Administration of a single oral dose of 2-(2-nitro-4-trifluoromethyl-benzoyl)-cyclohexane-1,3-dione (NTBC) to mice increases the concentration of tyrosine in the plasma and aqueous humour. The tyrosinaemia is both time and dose-dependent with a single dose of 30 micromol NTBC/kg (10 mg/kg) producing maximal concentrations of tyrosine in plasma of about 1200 nmol/ml and in aqueous humour of about 2200 nmol/ml at 16 h after dosing. Analysis of the key hepatic enzymes involved in tyrosine catabolism, following a single dose of 30 micromol NTBC/kg, showed that 4-hydroxyphenylpyruvate dioxygenase (HPPD) was markedly inhibited soon after dosing and that the activity recovered very slowly. In response to the tyrosinaemia, the activity of hepatic tyrosine aminotransferase (TAT) was induced about two-fold, while the activity of hepatic homogentisic acid oxidase (HGO) was reduced at 4 and 5 days after dosing. Daily oral administration of NTBC at doses up to 480 micromol NTBC/kg (160mg/kg/day) to mice produced a maximal tyrosinaemia of about 600-700nmol/ml plasma, showing some adaptation relative to a single dose.
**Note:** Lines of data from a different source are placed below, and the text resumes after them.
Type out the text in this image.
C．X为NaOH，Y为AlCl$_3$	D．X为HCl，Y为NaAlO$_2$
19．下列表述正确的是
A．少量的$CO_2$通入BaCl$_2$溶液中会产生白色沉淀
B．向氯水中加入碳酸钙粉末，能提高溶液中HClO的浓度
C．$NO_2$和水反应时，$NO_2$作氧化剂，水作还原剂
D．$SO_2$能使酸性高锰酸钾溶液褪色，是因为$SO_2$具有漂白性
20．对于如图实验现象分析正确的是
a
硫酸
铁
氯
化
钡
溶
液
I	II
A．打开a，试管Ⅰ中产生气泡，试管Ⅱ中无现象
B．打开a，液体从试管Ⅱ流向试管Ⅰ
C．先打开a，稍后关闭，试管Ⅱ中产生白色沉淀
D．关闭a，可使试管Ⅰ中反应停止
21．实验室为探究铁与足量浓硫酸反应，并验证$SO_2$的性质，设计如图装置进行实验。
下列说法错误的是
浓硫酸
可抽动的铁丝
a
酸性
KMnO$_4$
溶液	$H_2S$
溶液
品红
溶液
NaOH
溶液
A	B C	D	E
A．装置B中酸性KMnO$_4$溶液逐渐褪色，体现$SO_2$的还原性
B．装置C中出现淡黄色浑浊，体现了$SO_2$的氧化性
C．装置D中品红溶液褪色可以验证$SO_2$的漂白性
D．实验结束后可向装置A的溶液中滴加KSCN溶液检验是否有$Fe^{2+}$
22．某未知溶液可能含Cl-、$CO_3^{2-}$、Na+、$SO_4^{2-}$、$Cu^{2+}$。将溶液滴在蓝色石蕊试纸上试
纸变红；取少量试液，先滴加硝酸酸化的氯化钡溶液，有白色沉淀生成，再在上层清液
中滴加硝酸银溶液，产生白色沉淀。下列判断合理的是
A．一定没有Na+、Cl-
Unlike the rat, no treatment-related corneal lesions of the eye were seen at any dose levels up to 6 weeks. Administration of a single oral dose of [14C]-NTBC at 30 micromol/kg led to selective retention of radiolabel in the liver and to a lesser extent the kidneys. Our studies show that NTBC is a potent inhibitor of mouse liver HPPD, which following repeat exposure produces a marked and persistent tyrosinaemia, which does not result in ocular toxicity.